Brillante mais perdue dans les excentricités de sa solitude, Linda voit sa promotion tant espérée lui passer sous le nez à cause de la prise de pouvoir de Bradley, le fils odieux de son patron, au sein de son entreprise. Pour profiter de ses compétences, ce dernier l'invite à participer à une réunion capitale à Bangkok mais l'avion qui devait les mener à bon port se crashe non loin d'une petite île perdue du Pacifique, ne laissant pour survivants que Linda et son jeune boss...
Si vous vous retrouviez seul au monde sur une île déserte avec votre boss absolument exécrable, que feriez-vous ? Cette pensée a bien dû passer à un moment ou à un autre par la tête d'une majeure partie des employés les plus brimés de la planète et, pour son grand retour au cinéma après son aventure chez Marvel, Sam Raimi a décidé de la mettre littéralement en scène avec le cocktail de violence et d'humour noir qu'on lui connaît, remède parfait aux instincts primaires dont elle émane !
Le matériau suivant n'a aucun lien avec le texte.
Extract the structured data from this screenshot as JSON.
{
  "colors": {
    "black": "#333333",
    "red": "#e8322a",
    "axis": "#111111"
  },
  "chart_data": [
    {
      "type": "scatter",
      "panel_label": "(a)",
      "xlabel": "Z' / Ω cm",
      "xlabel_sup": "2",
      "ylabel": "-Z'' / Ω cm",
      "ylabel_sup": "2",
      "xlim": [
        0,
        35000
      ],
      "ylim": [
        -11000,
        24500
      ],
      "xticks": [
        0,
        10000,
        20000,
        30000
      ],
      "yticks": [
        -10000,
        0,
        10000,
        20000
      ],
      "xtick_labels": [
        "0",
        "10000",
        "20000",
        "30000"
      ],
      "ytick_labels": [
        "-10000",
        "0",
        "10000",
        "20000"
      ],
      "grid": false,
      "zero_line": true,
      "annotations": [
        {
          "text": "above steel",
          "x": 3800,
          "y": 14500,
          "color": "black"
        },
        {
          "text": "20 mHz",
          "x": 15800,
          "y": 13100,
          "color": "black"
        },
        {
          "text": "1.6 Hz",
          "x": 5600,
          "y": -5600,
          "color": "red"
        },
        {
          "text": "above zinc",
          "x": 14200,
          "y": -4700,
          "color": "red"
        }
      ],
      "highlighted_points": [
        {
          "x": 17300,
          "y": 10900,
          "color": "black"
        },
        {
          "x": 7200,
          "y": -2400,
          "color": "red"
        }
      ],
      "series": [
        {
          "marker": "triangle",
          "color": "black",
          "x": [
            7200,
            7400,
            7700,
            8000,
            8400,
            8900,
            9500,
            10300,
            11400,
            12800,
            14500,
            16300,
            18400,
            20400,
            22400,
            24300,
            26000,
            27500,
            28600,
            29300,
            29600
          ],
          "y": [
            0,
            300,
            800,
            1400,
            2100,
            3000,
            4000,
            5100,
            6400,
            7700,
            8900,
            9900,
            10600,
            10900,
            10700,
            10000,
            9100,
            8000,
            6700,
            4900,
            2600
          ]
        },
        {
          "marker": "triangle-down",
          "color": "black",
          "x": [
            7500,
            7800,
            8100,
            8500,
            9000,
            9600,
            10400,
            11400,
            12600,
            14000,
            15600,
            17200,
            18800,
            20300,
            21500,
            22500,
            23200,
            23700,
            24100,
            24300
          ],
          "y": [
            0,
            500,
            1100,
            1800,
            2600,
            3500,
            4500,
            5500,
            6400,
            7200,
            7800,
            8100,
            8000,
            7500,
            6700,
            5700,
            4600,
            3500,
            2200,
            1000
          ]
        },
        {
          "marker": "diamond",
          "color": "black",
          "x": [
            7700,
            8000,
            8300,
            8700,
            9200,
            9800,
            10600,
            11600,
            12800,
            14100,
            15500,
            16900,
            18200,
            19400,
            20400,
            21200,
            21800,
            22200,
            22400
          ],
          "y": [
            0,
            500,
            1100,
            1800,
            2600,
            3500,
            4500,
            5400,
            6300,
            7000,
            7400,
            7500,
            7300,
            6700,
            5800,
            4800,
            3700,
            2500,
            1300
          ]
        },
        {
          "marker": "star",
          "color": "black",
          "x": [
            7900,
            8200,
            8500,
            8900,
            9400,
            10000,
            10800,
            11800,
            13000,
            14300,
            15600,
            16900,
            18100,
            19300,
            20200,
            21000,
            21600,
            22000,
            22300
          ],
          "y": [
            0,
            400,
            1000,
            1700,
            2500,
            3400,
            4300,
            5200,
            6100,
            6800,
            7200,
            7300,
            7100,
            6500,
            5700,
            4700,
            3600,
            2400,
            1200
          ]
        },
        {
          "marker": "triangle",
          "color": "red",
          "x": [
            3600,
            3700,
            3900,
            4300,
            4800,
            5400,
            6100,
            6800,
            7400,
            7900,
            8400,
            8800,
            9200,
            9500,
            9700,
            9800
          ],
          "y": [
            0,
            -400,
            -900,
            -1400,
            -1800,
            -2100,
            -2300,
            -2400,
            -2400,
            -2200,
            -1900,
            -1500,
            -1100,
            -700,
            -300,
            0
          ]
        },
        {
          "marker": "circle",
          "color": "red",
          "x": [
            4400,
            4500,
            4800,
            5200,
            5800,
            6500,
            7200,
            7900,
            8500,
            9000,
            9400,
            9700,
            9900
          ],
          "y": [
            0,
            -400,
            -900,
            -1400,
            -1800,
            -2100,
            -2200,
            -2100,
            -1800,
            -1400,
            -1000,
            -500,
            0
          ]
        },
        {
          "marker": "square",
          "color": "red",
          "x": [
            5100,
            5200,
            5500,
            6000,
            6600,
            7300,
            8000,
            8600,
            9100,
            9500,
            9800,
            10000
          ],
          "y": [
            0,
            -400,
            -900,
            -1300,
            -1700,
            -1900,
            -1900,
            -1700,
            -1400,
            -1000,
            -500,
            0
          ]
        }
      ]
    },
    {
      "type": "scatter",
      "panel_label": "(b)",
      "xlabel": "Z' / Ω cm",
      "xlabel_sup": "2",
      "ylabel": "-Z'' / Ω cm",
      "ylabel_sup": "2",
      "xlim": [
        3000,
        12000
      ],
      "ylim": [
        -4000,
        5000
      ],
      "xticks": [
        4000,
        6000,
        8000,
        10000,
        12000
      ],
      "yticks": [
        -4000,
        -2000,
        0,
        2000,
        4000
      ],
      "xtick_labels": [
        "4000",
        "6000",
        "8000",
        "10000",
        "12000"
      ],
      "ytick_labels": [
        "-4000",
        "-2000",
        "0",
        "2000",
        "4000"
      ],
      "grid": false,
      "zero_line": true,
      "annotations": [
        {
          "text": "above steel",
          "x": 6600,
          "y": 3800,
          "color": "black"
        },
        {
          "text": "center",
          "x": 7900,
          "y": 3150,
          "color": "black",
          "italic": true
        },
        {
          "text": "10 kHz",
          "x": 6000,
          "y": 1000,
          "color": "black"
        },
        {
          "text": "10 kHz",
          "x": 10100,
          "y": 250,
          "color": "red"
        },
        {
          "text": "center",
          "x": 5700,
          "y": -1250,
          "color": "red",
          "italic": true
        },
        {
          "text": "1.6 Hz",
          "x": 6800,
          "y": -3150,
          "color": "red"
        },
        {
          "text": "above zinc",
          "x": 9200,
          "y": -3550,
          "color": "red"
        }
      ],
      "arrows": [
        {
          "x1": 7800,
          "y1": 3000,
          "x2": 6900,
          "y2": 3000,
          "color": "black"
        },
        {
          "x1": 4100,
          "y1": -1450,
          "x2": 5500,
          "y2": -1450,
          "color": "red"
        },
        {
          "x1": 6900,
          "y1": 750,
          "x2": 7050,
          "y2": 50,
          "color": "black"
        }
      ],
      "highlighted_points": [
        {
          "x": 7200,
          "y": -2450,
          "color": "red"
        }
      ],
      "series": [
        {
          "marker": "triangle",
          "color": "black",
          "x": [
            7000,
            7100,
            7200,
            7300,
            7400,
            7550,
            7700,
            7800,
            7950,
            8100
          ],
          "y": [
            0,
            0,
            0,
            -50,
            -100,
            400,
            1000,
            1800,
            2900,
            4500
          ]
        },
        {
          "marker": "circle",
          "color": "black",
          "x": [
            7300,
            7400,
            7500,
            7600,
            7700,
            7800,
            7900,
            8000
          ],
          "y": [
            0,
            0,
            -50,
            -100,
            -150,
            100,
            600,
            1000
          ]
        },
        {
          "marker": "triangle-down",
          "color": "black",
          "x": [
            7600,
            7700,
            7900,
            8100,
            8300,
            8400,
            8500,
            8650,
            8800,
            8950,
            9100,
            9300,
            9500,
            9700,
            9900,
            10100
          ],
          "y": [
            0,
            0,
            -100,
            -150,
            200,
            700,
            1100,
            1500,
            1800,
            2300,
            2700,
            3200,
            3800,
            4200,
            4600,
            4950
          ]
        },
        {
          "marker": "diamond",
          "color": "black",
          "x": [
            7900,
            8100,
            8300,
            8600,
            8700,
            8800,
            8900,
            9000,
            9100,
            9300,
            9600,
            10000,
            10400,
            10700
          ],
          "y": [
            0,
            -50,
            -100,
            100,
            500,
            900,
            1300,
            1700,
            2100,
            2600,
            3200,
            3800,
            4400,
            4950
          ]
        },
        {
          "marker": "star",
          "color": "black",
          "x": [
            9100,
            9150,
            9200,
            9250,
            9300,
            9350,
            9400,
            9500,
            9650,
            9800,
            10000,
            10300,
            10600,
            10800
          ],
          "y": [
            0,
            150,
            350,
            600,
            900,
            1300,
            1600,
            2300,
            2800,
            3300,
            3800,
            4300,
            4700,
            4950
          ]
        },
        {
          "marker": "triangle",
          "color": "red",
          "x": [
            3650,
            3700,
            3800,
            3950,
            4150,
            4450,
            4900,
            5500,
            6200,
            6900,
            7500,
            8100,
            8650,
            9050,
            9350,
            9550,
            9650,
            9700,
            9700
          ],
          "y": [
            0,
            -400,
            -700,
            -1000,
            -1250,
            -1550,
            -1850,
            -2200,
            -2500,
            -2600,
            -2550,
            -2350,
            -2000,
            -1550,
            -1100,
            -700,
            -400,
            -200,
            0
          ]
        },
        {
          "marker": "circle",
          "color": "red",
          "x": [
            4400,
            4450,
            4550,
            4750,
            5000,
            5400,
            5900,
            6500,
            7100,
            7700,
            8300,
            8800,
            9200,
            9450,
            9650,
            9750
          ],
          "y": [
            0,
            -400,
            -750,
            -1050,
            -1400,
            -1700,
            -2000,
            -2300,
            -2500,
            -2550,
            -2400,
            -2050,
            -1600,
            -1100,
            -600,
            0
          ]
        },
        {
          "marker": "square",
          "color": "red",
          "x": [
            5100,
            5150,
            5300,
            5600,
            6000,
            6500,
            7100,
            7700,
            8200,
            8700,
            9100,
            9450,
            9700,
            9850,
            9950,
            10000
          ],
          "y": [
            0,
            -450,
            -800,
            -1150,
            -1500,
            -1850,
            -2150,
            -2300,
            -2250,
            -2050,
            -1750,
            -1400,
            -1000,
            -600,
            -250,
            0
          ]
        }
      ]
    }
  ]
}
Après une rapide introduction usant avec efficacité de la caricature afin de nous présenter le quotidien de Linda, où la gêne et les humiliations deviennent l'essence même d'un rapport de forces à sens unique, et une excellente phase de crash qui, à elle seule, condense toute la marque de fabrique de Raimi par le mauvais esprit qui y règne, "Send Help" concrétise son très amusant postulat en faisant de son héroïne, fan jusqu'à la moelle de "Survivor", la personne la plus à même de se débrouiller seule sur une île déserte face à un Bradley bien obligé de ravaler son venin naturel pour bénéficier des aptitudes de son employée.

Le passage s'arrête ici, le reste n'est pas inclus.